Strike won’t sway government

At least 21 schools closed in the south metropolitan area on Thursday as teachers went on strike to protest against the Liberal Government cuts.

Mr Johnston said cuts would include a freeze on teacher numbers, a reduction in education assistants and 30 per cent reduction for school support programs. ‘Schools in the Cannington electorate will lose $1,774,940 in funding as a result of the Barnett Government’s cuts to education,’ he said.

Labor estimates these measures will mean the average West Australian primary school student would suffer a $305 funding cut and the average secondary school student would suffer a $457.50 funding cut.

‘This is not education reform, these are just cuts and the students are the ones that will suffer,’ Mr Johnston said.

‘Not only will there be a reduction in teacher numbers, but now the government’s reform states that classes will need to have 27 students.

‘This means that a number of schools in my electorate which only have a small number of students doing advanced maths and physics, will not be able to proceed because of the Barnett Government’s cuts.

‘The effect of the budget cuts proposed by the Liberal Party will be detrimental to children in our community.’

Education Minister Peter Collier said the State Government had increased spending on education.

‘The budget is up $300m this financial year and over the past six years, education funding has increased by around 55 per cent, from $2.8 billion to $4.4 billion,’ he said.

‘Between 2008 and 2013, student numbers have increased by only around 9 per cent.

‘Even with an extra $300 million, we have to ask schools to make some savings to cater for the growing demands on the education system and the State Budget.

‘All schools will have to tighten their belts, with a reduction in some funding.

‘However, claims of massive cuts to schools is simply not correct.
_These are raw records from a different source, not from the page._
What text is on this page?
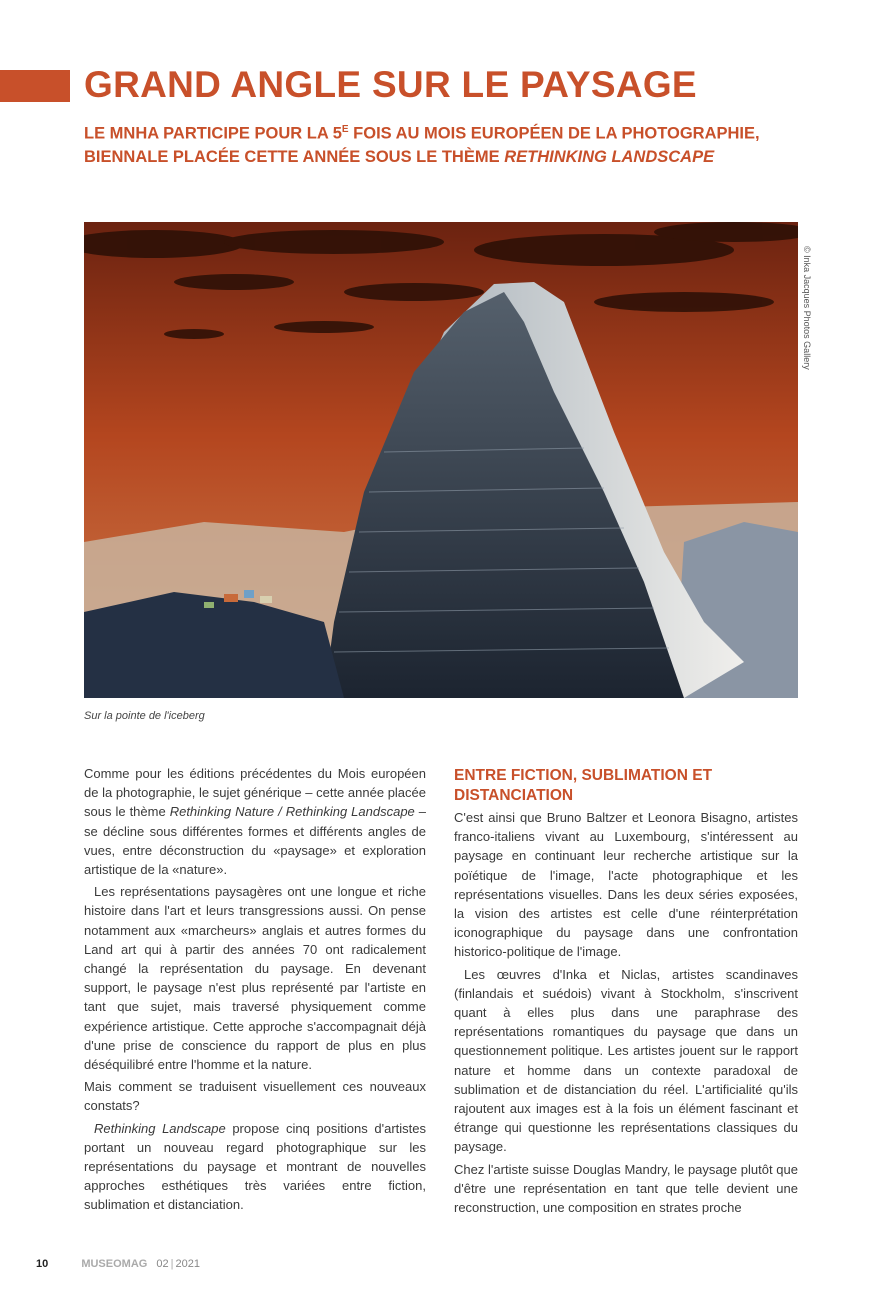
GRAND ANGLE SUR LE PAYSAGE

LE MNHA PARTICIPE POUR LA $5^E$ FOIS AU MOIS EUROPÉEN DE LA PHOTOGRAPHIE, BIENNALE PLACÉE CETTE ANNÉE SOUS LE THÈME RETHINKING LANDSCAPE

© Inka Jacques Photos Gallery
Sur la pointe de l'iceberg

Comme pour les éditions précédentes du Mois européen de la photographie, le sujet générique – cette année placée sous le thème Rethinking Nature / Rethinking Landscape – se décline sous différentes formes et différents angles de vues, entre déconstruction du «paysage» et exploration artistique de la «nature».

Les représentations paysagères ont une longue et riche histoire dans l'art et leurs transgressions aussi. On pense notamment aux «marcheurs» anglais et autres formes du Land art qui à partir des années 70 ont radicalement changé la représentation du paysage. En devenant support, le paysage n'est plus représenté par l'artiste en tant que sujet, mais traversé physiquement comme expérience artistique. Cette approche s'accompagnait déjà d'une prise de conscience du rapport de plus en plus déséquilibré entre l'homme et la nature.

Mais comment se traduisent visuellement ces nouveaux constats?

Rethinking Landscape propose cinq positions d'artistes portant un nouveau regard photographique sur les représentations du paysage et montrant de nouvelles approches esthétiques très variées entre fiction, sublimation et distanciation.

ENTRE FICTION, SUBLIMATION ET DISTANCIATION

C'est ainsi que Bruno Baltzer et Leonora Bisagno, artistes franco-italiens vivant au Luxembourg, s'intéressent au paysage en continuant leur recherche artistique sur la poïétique de l'image, l'acte photographique et les représentations visuelles. Dans les deux séries exposées, la vision des artistes est celle d'une réinterprétation iconographique du paysage dans une confrontation historico-politique de l'image.

Les œuvres d'Inka et Niclas, artistes scandinaves (finlandais et suédois) vivant à Stockholm, s'inscrivent quant à elles plus dans une paraphrase des représentations romantiques du paysage que dans un questionnement politique. Les artistes jouent sur le rapport nature et homme dans un contexte paradoxal de sublimation et de distanciation du réel. L'artificialité qu'ils rajoutent aux images est à la fois un élément fascinant et étrange qui questionne les représentations classiques du paysage.

Chez l'artiste suisse Douglas Mandry, le paysage plutôt que d'être une représentation en tant que telle devient une reconstruction, une composition en strates proche

10	MUSEOMAG 02 | 2021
The changes represent a very small part of total resourcing provided to schools, an average of less than 1.5 per cent.’

Mr Collier said he was disappointed by the teachers’ industrial action on Thursday.

‘The industrial action disrupted our schools, interrupting the learning of children and inconveniencing parents and families,’ he said.

‘The government will not be changing its position because the changes we are implementing are necessary.

‘They will lead to a better, fairer system for schools and students.’